I believe in self-care because Scripture says that we are to love others as ourselves. In order to love ourselves well, we must get good sleep, fill our body with nutrients, and find the activities of playfulness that bring about joy. A Christian ethic of self-care is not one of luxurious indulgences (though if one has the means to enjoy far-off destinations, that can be a source of great joy, too). Self-care is more a spiritual practice that places our anxiety over what is wrong with the world in the palms of Jesus Christ. It is pausing to say, “Here God, take all that is wrong and hurting in the world and you be the savior.”
It is a delicate balance to work for justice and rest in the care of our Heavenly Creator.
It is easy to be consumed with the worries of the world. Yet in Matthew, we are told to consider the birds, who go about their business in their playful bird ways and have their needs taken care of. Do not worry, Christ reminds us, for “each day has enough trouble of its own.” It is a delicate balance to work for justice and rest in the care of our Heavenly Creator.
This balance is one that I am constantly in conversation with. When I ensure that I am loving myself and caring for my mind, body, and spirit, I am able to be a better neighbor and minister. My self-care practices include ensuring enough sleep, drinking enough water, taking time alone to be with my thoughts, and honoring the different conversations that are coming up in my mind, praying, and yoga. I find that I need the companionship of my clergywomen friends to also best care for myself. Self-care, for me, does not neglect body, soul, or mind. It is a balance of all the facets of who I am. That balance is like water in a glass jar, always moving.

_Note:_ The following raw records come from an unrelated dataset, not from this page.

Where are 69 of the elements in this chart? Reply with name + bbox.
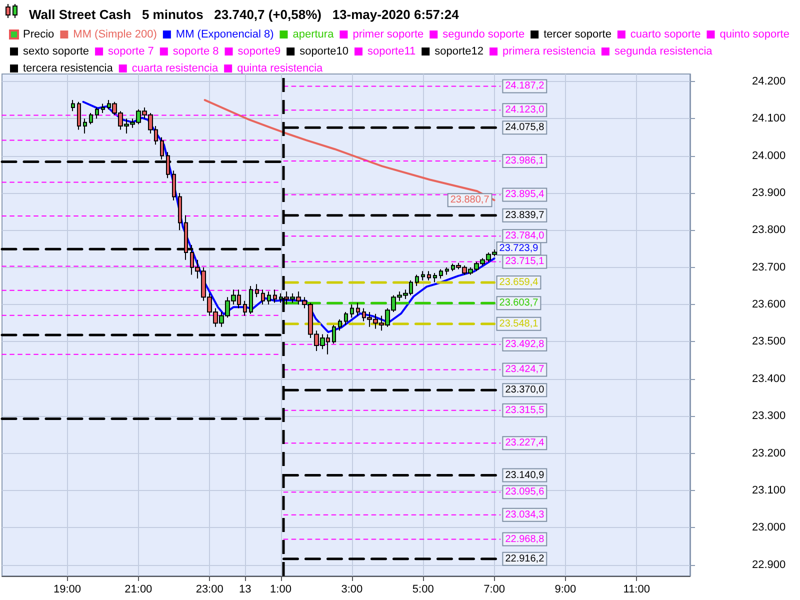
data-label: 23.895,4 <box>505 189 545 200</box>
data-label: 23.548,1 <box>499 318 539 330</box>
data-label: 23.659,4 <box>499 276 539 288</box>
legend-label: Precio <box>23 28 54 40</box>
y-tick-label: 23.800 <box>752 224 786 236</box>
legend-label: segundo soporte <box>442 28 525 40</box>
legend-label: primer soporte <box>352 28 424 40</box>
data-label: 23.715,1 <box>505 256 545 268</box>
y-tick-label: 22.900 <box>752 558 786 571</box>
data-label: 23.140,9 <box>505 470 545 481</box>
data-label: 22.968,8 <box>505 534 545 545</box>
legend-label: soporte 7 <box>108 46 154 58</box>
x-tick-label: 7:00 <box>484 584 505 596</box>
data-label: 24.075,8 <box>505 122 545 134</box>
y-tick-label: 23.000 <box>752 522 786 534</box>
x-tick-label: 19:00 <box>53 584 82 596</box>
data-label: 23.424,7 <box>505 364 545 376</box>
data-label: 24.123,0 <box>505 104 545 116</box>
data-label: 23.095,6 <box>505 486 545 498</box>
y-tick-label: 23.600 <box>752 298 786 311</box>
x-tick-label: 21:00 <box>124 584 152 596</box>
legend-label: quinto soporte <box>720 28 790 40</box>
legend-label: cuarta resistencia <box>132 62 219 74</box>
y-tick-label: 23.500 <box>752 336 786 348</box>
legend-label: sexto soporte <box>23 46 90 58</box>
data-label: 23.603,7 <box>499 298 539 309</box>
x-tick-label: 1:00 <box>270 584 292 596</box>
x-tick-label: 23:00 <box>196 584 224 596</box>
data-label: 23.880,7 <box>450 194 490 206</box>
data-label: 23.315,5 <box>505 404 545 416</box>
x-tick-label: 13 <box>239 584 252 596</box>
legend-label: segunda resistencia <box>614 46 714 58</box>
x-tick-label: 3:00 <box>341 584 363 596</box>
data-label: 23.227,4 <box>505 438 545 449</box>
y-tick-label: 23.200 <box>752 447 786 460</box>
legend-label: quinta resistencia <box>237 62 324 74</box>
legend-label: MM (Simple 200) <box>73 28 157 40</box>
legend-label: soporte10 <box>300 46 349 58</box>
x-tick-label: 5:00 <box>412 584 434 596</box>
x-tick-label: 11:00 <box>623 584 650 596</box>
data-label: 23.492,8 <box>505 338 545 350</box>
legend-label: apertura <box>292 28 335 40</box>
y-tick-label: 23.900 <box>752 186 786 199</box>
y-tick-label: 23.300 <box>752 410 786 422</box>
y-tick-label: 24.200 <box>752 75 786 88</box>
data-label: 23.723,9 <box>499 242 539 254</box>
legend-label: soporte12 <box>434 46 484 58</box>
data-label: 23.784,0 <box>505 230 545 242</box>
data-label: 22.916,2 <box>505 553 545 564</box>
data-label: 23.986,1 <box>505 155 545 166</box>
legend-label: tercer soporte <box>544 28 612 40</box>
legend-label: soporte9 <box>238 46 281 58</box>
data-label: 23.370,0 <box>505 384 545 396</box>
y-tick-label: 23.100 <box>752 484 786 496</box>
x-tick-label: 9:00 <box>554 584 576 596</box>
y-tick-label: 24.000 <box>752 150 786 162</box>
y-tick-label: 23.700 <box>752 261 786 274</box>
data-label: 24.187,2 <box>505 80 545 92</box>
chart-title: Wall Street Cash 5 minutos 23.740,7 (+0,58%) 13-may-2020 6:57:24 <box>29 7 460 22</box>
data-label: 23.034,3 <box>505 509 545 520</box>
legend-label: primera resistencia <box>502 46 596 58</box>
legend-label: tercera resistencia <box>23 62 114 74</box>
legend-label: MM (Exponencial 8) <box>176 28 274 40</box>
legend-label: soporte11 <box>368 46 416 58</box>
y-tick-label: 24.100 <box>752 112 786 125</box>
y-tick-label: 23.400 <box>752 372 786 385</box>
legend-label: soporte 8 <box>172 46 219 58</box>
data-label: 23.839,7 <box>505 210 545 221</box>
legend-label: cuarto soporte <box>630 28 701 40</box>
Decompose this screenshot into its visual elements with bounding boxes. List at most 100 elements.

Self-care is a spiritual practice that re-centers God and de-centers ourselves. There is a savior and that savior is not us. What a privilege it is that the savior asks us to participate in the reign of God and bring about goodness here and now. When we take time to pray and take time for rest we are saying that God is God and God is bigger than our earnest efforts of goodness. That doesn’t mean we are to stop working for justice and bringing about the common good. It just means that we trust that God is indeed in control, even when the world seems confusing. We rest, and then tomorrow we pick up our work again to do justice, love mercy, and walk humbly with him.